Monitors are free. VM retention billing depends on the type:
  • Job-level retention keeps the VM alive after the job completes. Since the VM outlives the job, retention time is billed at the same rate as runner minutes.
  • Step-level retention pauses the job at the matched step while the job is still running. Retention time is billed as part of the job’s normal runner minutes.
For all other pricing, see our pricing page.

FAQ

Go to Settings > Integrations and click Link Account. Once connected, you can pick Slack channels when creating monitors.

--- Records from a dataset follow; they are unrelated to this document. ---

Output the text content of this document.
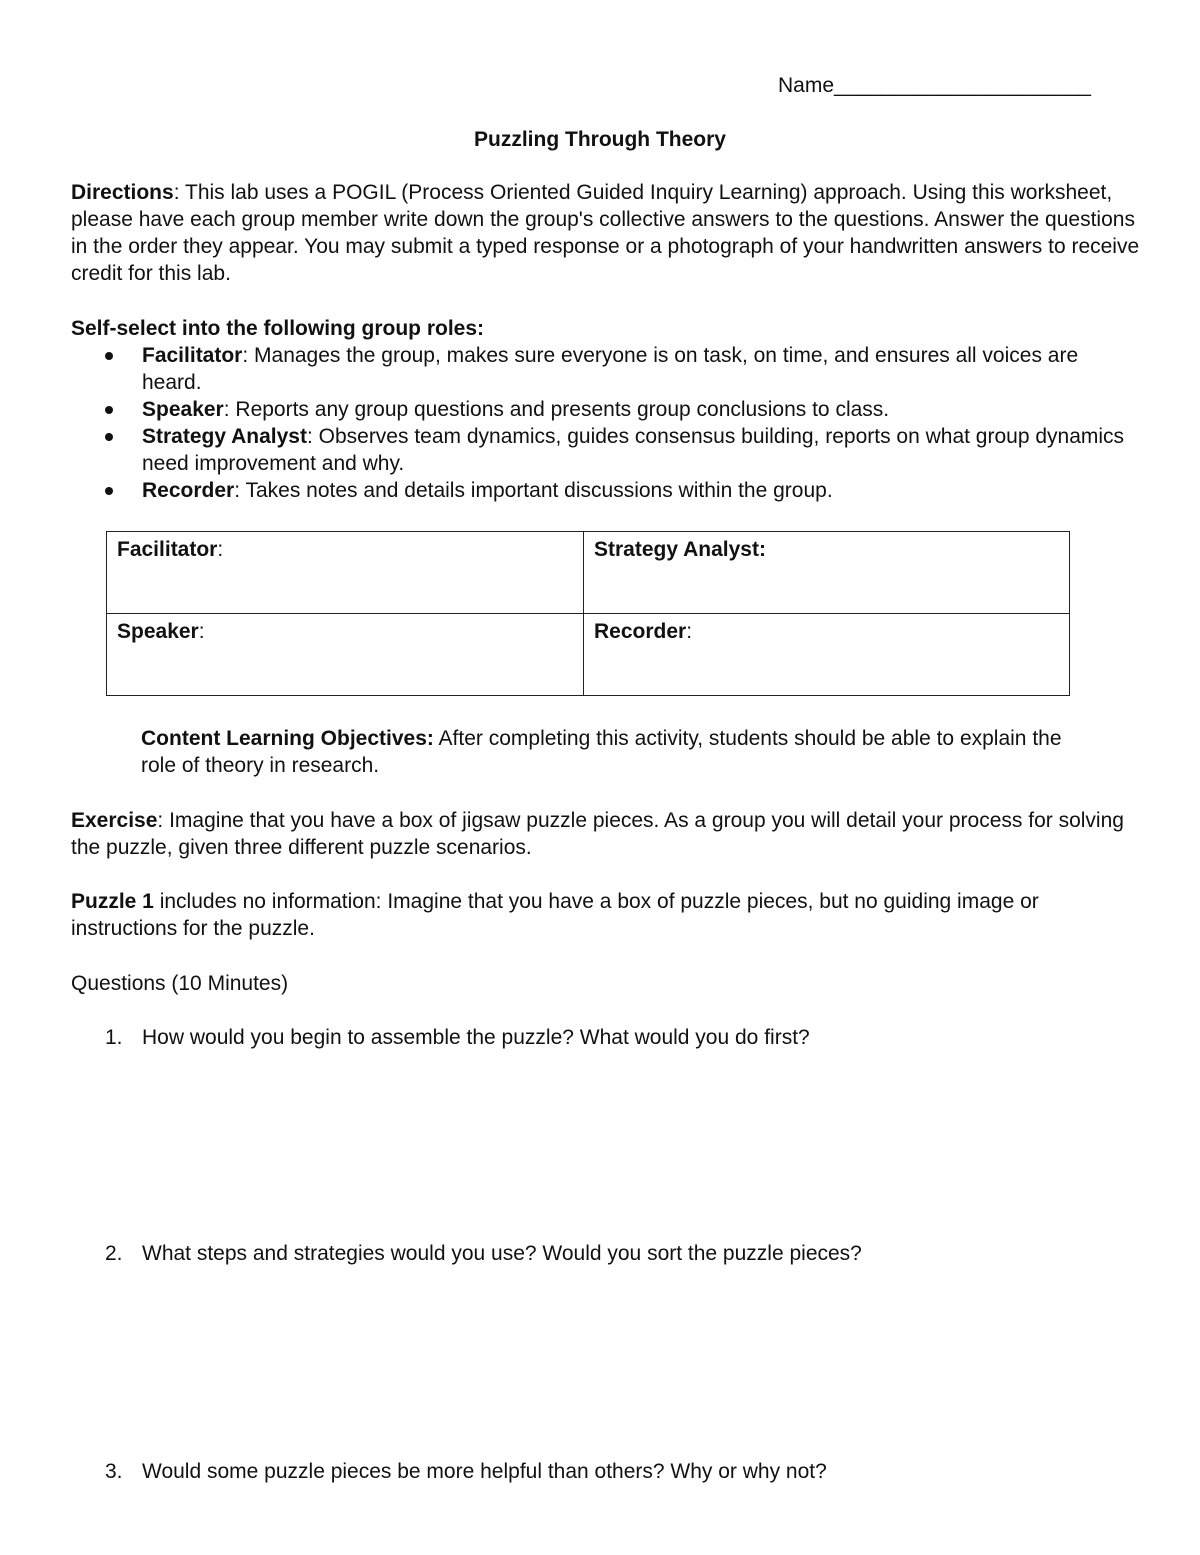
Name______________________
Puzzling Through Theory
Directions: This lab uses a POGIL (Process Oriented Guided Inquiry Learning) approach. Using this worksheet, please have each group member write down the group's collective answers to the questions. Answer the questions in the order they appear. You may submit a typed response or a photograph of your handwritten answers to receive credit for this lab.
Self-select into the following group roles:
Facilitator: Manages the group, makes sure everyone is on task, on time, and ensures all voices are heard.
Speaker: Reports any group questions and presents group conclusions to class.
Strategy Analyst: Observes team dynamics, guides consensus building, reports on what group dynamics need improvement and why.
Recorder: Takes notes and details important discussions within the group.
Facilitator:	Strategy Analyst:
Speaker:	Recorder:
Content Learning Objectives: After completing this activity, students should be able to explain the role of theory in research.
Exercise: Imagine that you have a box of jigsaw puzzle pieces. As a group you will detail your process for solving the puzzle, given three different puzzle scenarios.
Puzzle 1 includes no information: Imagine that you have a box of puzzle pieces, but no guiding image or instructions for the puzzle.
Questions (10 Minutes)
1. How would you begin to assemble the puzzle? What would you do first?
2. What steps and strategies would you use? Would you sort the puzzle pieces?
3. Would some puzzle pieces be more helpful than others? Why or why not?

Yes. Add a step name filter when creating a monitor. You can use exact matches or glob patterns (e.g., Run tests*).
A few things that help:
  • Use consecutive events to only alert after N failures in a row
  • Set a longer cooldown to limit how often a monitor can fire
  • Mute monitors during known maintenance windows
  • Narrow monitors to specific workflows, jobs, and branches
  • Add log pattern filters to only trigger on specific errors
Enable VM retention on your monitor. When it fires, the VM stays alive and the Slack alert includes an SSH command.